In the future, irregularities in additive manufacturing processes will be detected during the printing process so that component assembly will be stopped promptly. An integrated test system is to be developed within the scope of the "AddiLine" project.
As a part of the AddiLine project, a process-integrated inspection system is being developed to monitor the quality of 3D-printed components in real time.
Fraunhofer IKTS
With the thermoplastic 3D printing process (T3DP), which was developed at Fraunhofer Institute for Ceramic Technologies and Systems (IKTS), ceramics and hard metals can now also be printed. For high process stability and component quality, however, inline process control is required. Previous solutions produce excessive amounts of data that take a long time to evaluate, or they are too large for the limited space available in the printer. In addition, they are incapable of checking any defined material parameters (porosity or defects) to which the manufacturing process must be adapted.
The IKTS researchers want to develop an integrated inspection system for high-quality 3D-printed components. In the recently launched "AddiLine" project, five project partners are qualifying laser speckle photometry, in addition to material supply monitoring during printing, to monitor thermoplastic 3D printing. The aim of the project is the development of a measuring system with two components. The first component uses a light barrier to monitor whether the material to be printed is actually leaving the printer or not. This is a prerequisite for correctly bonding the material drops so that no air inclusions occur. The second component, integrated laser speckle photometry (LSP), checks the previously defined parameters of the resulting structure in real-time without touching the object.

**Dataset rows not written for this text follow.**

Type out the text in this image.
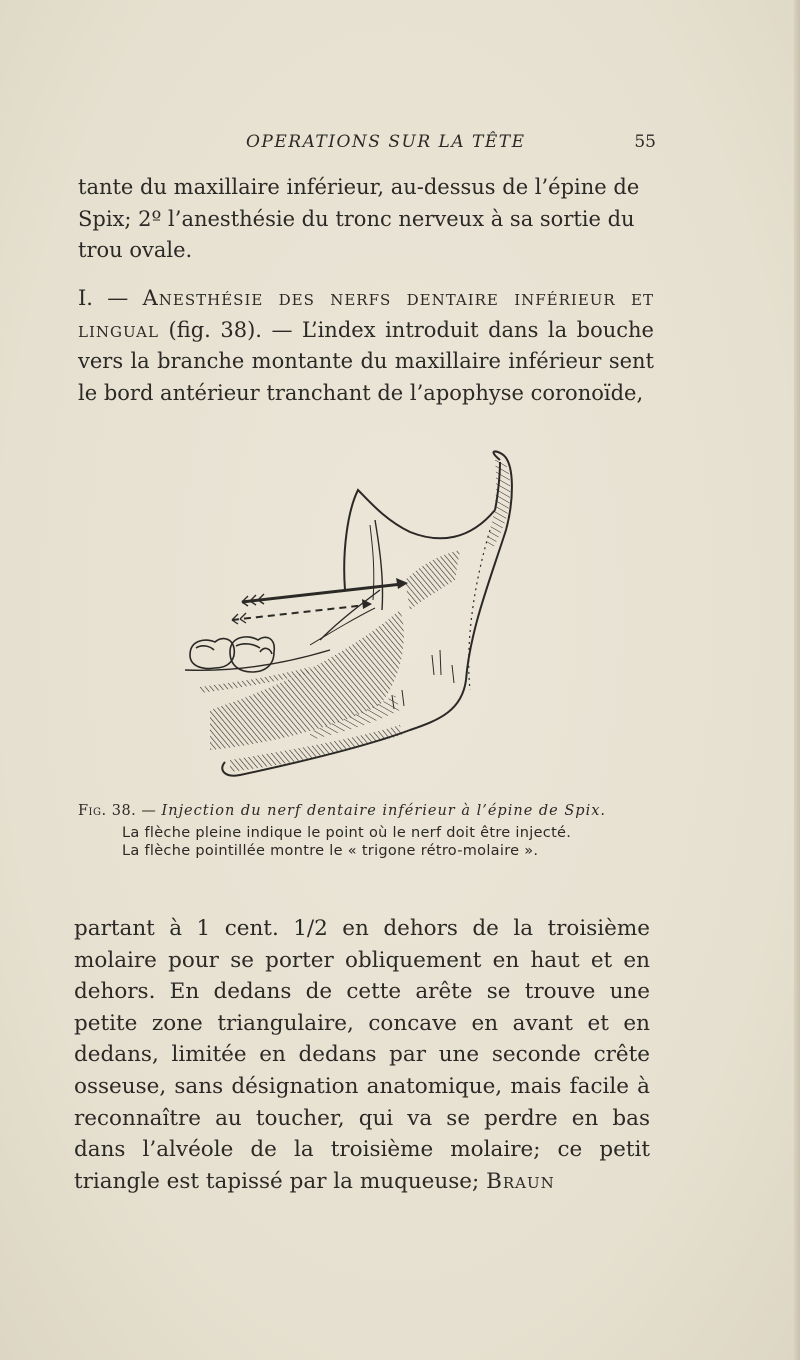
OPERATIONS SUR LA TÊTE	55

tante du maxillaire inférieur, au-dessus de l’épine de Spix; 2º l’anesthésie du tronc nerveux à sa sortie du trou ovale.

I. — Anesthésie des nerfs dentaire inférieur et lingual (fig. 38). — L’index introduit dans la bouche vers la branche montante du maxillaire inférieur sent le bord antérieur tranchant de l’apophyse coronoïde,

Fig. 38. — Injection du nerf dentaire inférieur à l’épine de Spix.
La flèche pleine indique le point où le nerf doit être injecté.
La flèche pointillée montre le « trigone rétro-molaire ».

partant à 1 cent. 1/2 en dehors de la troisième molaire pour se porter obliquement en haut et en dehors. En dedans de cette arête se trouve une petite zone triangulaire, concave en avant et en dedans, limitée en dedans par une seconde crête osseuse, sans désignation anatomique, mais facile à reconnaître au toucher, qui va se perdre en bas dans l’alvéole de la troisième molaire; ce petit triangle est tapissé par la muqueuse; Braun
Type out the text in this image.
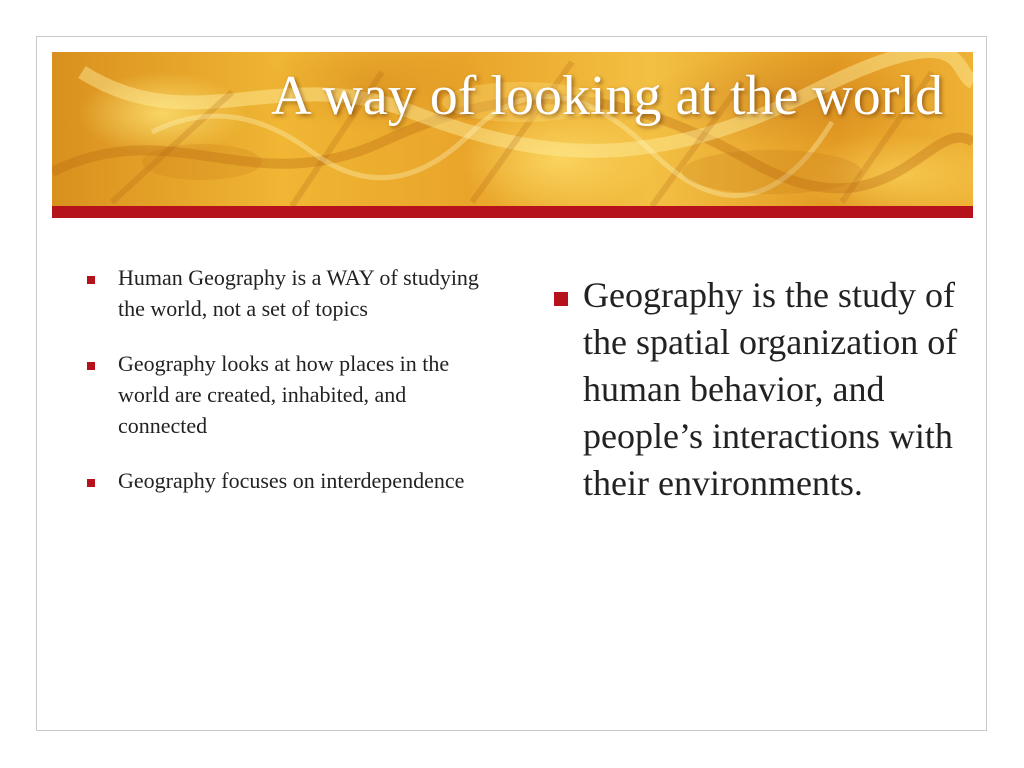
A way of looking at the world
Human Geography is a WAY of studying the world, not a set of topics
Geography looks at how places in the world are created, inhabited, and connected
Geography focuses on interdependence
Geography is the study of the spatial organization of human behavior, and people’s interactions with their environments.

Cost-effective non-contact testing technology
The non-contact testing technology to be developed will be implemented as a cost-effective system with a flexible and robust optical design. In order to test its use under production conditions, the modular system will be integrated into a T3DP system with both of its components. "The plant demonstrator forms the basis for a completely new additive manufacturing technology that allows the manufacturing of a wide range of high-quality single- and multi-material components," summarises Dr. Beatrice Bendjus, research associate at Fraunhofer IKTS.
Further project partners are Hoyer Montagetechnik, Vermes Microdispensing, Thomas Werner Industrielle Elektronik and Viimagic GmbH. The "Laser-supported inline monitoring of the additive production of ceramics and hard metals" project will run until spring 2021 and is funded as a part of the "Photonics for flexible, networked production – optical sensor technology" funding measure within the framework of the "Photonics Research Germany" programme of the Federal Ministry of Education and Research (BMBF).